Tilda sat back from the drawing table and looked at the bank of white cabinets, full of family secrets. “You’ve mortgaged your life to them,” Scott had said, but he didn’t get it, and that’s why she couldn’t marry him. She’d already betrayed enough family by going straight. The least she could do was make sure everybody survived, that everything her father had worked for wasn’t lost. It wasn’t going to take that much longer. Maybe fifteen years. She could do it. Scott didn’t understand.
Of course, that was because Scott didn’t know there were three hundred years of bad Goodnight forgeries in her basement.
There was no way she could have told him about the buried gallery of Durers and Bouchers and Corots and God-knew-who-elses, all painted by Goodnights, most of them before they changed the family name from Giordano, and every one a little too wrong to safely sell. She couldn’t tell him about those, she couldn’t tell anybody, and it was probably a bad idea to marry a guy you couldn’t tell everything to.

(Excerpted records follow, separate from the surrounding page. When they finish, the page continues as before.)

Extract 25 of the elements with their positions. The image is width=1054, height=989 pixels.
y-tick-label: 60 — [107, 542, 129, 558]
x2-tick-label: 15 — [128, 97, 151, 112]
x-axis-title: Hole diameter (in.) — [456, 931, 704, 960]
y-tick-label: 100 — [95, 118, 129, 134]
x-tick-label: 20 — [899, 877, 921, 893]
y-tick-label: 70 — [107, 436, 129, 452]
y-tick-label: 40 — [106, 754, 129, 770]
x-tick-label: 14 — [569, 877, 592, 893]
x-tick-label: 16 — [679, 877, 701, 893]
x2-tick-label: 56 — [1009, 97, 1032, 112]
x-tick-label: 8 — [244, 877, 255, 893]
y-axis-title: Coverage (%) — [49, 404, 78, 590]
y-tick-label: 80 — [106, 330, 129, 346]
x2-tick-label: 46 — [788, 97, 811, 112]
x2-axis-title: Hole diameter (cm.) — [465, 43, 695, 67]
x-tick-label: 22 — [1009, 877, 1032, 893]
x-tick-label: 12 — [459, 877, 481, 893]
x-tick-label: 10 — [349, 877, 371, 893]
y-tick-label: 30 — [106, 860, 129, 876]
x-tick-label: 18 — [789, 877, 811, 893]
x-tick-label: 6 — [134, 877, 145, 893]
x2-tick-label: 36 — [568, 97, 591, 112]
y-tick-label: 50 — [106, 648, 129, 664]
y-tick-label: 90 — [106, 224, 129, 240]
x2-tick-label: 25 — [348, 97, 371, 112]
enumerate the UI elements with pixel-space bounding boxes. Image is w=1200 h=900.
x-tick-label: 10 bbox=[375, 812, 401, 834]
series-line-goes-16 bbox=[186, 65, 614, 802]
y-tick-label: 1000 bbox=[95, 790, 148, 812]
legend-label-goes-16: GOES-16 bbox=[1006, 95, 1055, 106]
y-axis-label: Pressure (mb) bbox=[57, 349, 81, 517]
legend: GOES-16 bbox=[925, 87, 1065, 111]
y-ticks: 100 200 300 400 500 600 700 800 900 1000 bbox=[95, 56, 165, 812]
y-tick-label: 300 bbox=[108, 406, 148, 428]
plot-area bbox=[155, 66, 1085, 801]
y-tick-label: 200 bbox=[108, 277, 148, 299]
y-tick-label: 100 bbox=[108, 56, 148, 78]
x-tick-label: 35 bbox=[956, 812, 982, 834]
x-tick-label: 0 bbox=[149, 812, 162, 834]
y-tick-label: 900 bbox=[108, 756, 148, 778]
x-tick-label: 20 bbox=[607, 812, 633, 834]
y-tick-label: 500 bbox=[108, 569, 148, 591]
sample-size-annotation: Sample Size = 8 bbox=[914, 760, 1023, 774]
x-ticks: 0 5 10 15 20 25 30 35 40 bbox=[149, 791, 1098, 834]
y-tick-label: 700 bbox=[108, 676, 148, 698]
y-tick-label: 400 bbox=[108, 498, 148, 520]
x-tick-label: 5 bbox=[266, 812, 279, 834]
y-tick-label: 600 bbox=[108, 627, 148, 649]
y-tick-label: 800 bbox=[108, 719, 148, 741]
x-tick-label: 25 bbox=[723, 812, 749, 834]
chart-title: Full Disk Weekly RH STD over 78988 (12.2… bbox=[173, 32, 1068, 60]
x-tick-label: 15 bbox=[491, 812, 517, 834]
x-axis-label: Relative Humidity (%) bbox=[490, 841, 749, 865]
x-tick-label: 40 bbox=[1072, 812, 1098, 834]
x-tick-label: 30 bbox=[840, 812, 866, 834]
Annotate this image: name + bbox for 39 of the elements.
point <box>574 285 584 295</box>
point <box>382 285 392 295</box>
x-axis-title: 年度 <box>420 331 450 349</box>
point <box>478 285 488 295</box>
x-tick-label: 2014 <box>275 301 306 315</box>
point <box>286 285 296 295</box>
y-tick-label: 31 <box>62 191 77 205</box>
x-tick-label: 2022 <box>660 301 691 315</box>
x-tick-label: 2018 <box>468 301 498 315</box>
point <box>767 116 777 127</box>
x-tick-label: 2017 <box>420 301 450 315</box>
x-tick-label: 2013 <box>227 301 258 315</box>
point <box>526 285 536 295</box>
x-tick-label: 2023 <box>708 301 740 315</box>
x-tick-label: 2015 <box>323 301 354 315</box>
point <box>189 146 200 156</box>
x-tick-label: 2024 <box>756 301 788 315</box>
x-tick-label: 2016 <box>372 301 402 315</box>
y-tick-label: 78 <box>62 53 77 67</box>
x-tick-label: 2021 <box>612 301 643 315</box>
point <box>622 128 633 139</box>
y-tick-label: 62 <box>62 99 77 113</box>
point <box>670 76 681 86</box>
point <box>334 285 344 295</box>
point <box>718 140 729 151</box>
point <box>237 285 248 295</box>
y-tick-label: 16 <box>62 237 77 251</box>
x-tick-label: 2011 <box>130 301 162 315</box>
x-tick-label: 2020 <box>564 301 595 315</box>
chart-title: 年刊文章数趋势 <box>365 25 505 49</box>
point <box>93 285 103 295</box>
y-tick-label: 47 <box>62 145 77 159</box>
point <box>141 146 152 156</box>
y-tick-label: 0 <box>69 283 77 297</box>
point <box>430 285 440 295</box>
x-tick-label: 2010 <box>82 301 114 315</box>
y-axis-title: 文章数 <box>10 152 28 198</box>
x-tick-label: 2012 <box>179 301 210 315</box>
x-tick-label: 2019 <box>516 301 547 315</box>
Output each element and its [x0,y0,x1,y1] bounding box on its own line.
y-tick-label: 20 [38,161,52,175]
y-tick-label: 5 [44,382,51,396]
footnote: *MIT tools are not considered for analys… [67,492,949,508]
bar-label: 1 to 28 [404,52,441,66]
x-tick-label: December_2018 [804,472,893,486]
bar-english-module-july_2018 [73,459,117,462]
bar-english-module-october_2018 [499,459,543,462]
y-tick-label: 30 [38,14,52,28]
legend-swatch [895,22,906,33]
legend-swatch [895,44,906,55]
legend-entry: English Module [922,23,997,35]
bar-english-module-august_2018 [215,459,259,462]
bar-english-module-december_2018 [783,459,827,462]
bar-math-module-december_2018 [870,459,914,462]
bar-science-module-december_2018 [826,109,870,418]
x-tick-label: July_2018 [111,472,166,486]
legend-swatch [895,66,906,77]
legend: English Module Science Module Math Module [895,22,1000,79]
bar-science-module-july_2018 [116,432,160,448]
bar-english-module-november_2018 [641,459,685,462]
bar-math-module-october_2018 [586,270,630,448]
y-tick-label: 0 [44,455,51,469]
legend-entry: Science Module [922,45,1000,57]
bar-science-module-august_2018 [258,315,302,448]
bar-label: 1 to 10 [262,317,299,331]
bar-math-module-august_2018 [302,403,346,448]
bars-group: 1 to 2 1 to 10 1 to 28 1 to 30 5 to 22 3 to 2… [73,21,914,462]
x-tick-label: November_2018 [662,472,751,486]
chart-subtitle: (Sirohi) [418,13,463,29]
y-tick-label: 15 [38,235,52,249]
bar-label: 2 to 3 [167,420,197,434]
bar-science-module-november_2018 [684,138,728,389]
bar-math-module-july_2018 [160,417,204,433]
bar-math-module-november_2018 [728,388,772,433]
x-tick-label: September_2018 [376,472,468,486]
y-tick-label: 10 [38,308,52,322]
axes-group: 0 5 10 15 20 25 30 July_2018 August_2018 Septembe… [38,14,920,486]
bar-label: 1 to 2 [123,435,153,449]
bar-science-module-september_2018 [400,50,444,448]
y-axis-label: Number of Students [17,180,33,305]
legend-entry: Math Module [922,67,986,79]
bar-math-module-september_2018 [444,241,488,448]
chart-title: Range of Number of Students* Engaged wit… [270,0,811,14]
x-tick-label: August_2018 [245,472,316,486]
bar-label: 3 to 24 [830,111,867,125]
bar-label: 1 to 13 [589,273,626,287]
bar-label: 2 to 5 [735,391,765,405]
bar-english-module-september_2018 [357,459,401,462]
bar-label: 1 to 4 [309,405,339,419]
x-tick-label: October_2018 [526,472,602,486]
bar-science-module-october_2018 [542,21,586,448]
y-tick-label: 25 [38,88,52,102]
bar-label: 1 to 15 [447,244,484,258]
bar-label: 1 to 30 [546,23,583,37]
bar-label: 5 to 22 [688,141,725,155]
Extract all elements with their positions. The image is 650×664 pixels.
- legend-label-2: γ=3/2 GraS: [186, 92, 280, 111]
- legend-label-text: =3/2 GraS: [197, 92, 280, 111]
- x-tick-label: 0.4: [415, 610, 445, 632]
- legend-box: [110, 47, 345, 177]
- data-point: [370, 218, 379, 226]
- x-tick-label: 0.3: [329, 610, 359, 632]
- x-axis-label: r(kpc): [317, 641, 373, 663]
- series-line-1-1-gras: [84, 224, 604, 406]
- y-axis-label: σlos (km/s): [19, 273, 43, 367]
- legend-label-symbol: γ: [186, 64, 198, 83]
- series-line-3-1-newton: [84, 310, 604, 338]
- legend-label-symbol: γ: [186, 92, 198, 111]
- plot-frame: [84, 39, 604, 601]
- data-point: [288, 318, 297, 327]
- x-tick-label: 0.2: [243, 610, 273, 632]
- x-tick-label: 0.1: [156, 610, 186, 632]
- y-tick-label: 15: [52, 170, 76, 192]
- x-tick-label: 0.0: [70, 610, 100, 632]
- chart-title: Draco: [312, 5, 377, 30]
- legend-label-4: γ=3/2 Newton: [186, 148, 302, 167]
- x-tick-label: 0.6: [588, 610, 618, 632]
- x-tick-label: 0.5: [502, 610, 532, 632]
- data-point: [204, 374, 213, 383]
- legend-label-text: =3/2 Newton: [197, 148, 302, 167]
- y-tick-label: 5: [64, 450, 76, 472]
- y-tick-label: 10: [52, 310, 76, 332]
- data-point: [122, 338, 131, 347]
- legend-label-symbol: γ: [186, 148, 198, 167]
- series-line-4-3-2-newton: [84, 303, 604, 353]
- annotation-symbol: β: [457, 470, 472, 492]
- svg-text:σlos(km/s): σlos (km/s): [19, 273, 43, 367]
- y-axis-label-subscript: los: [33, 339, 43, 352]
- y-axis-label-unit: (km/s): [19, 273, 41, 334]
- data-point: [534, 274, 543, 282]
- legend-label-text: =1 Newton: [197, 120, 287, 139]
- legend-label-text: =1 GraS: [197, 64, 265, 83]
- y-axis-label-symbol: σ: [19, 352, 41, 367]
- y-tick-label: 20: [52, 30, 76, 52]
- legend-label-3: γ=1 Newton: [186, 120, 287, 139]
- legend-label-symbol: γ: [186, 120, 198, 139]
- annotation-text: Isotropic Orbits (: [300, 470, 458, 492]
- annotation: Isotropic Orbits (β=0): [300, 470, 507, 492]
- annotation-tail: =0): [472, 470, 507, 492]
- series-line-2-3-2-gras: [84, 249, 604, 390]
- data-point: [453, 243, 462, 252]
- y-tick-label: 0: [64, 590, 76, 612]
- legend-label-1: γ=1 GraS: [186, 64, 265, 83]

She stood up and began to clean her brushes for the next day. She had a painting to retrieve that afternoon, and the guy who was helping her get it back might be working for the FBI.
“As God is my witness, Steve,” she said to the dog. “Once I get these paintings back, I will never go wrong again.” He looked skeptical, so she sighed and went upstairs to get ready to scam with a possible Fed.
Chapter 10
THREE BLOCKS AWAY, Clea went into her bedroom to get her purse for an early brunch with Mason and saw Ronald standing over the unconscious body of Thomas the Caterer.
“What are you doing here?” she said to him, closing the door behind her. “And what did you do to Thomas?”
“He was in your closet,” Ronald said virtuously. “I caught him stealing.”
Clea forced herself not to frown. Then she forced herself not to beat Ronald senseless with her Gucci bag. “Ronald, you caught him cleaning. He’s the new hired help.”
“Oh.” Ronald looked down at him. “Well, I just tapped him a little.”
“With what? A tire iron?” Clea tilted her head to look at Thomas. He was breathing okay and he didn’t look unnaturally white or red even though he had a red mark and a bad bruise on his forehead. “Why’d you hit him twice?”
“I didn’t,” Ronald said. “The first bruise was already there.”
Clea straightened. “Well, now what are you going to do with him?”
“I’ll get rid of him,” Ronald said. “You don’t have to worry about a thing.”
“You will not get rid of him, I need him to make dinner tonight.” Clea shook her head at his general callousness and stepped over Thomas to get to her dressing table. “What are you doing here, anyway?” she said, as she sat down to check her face.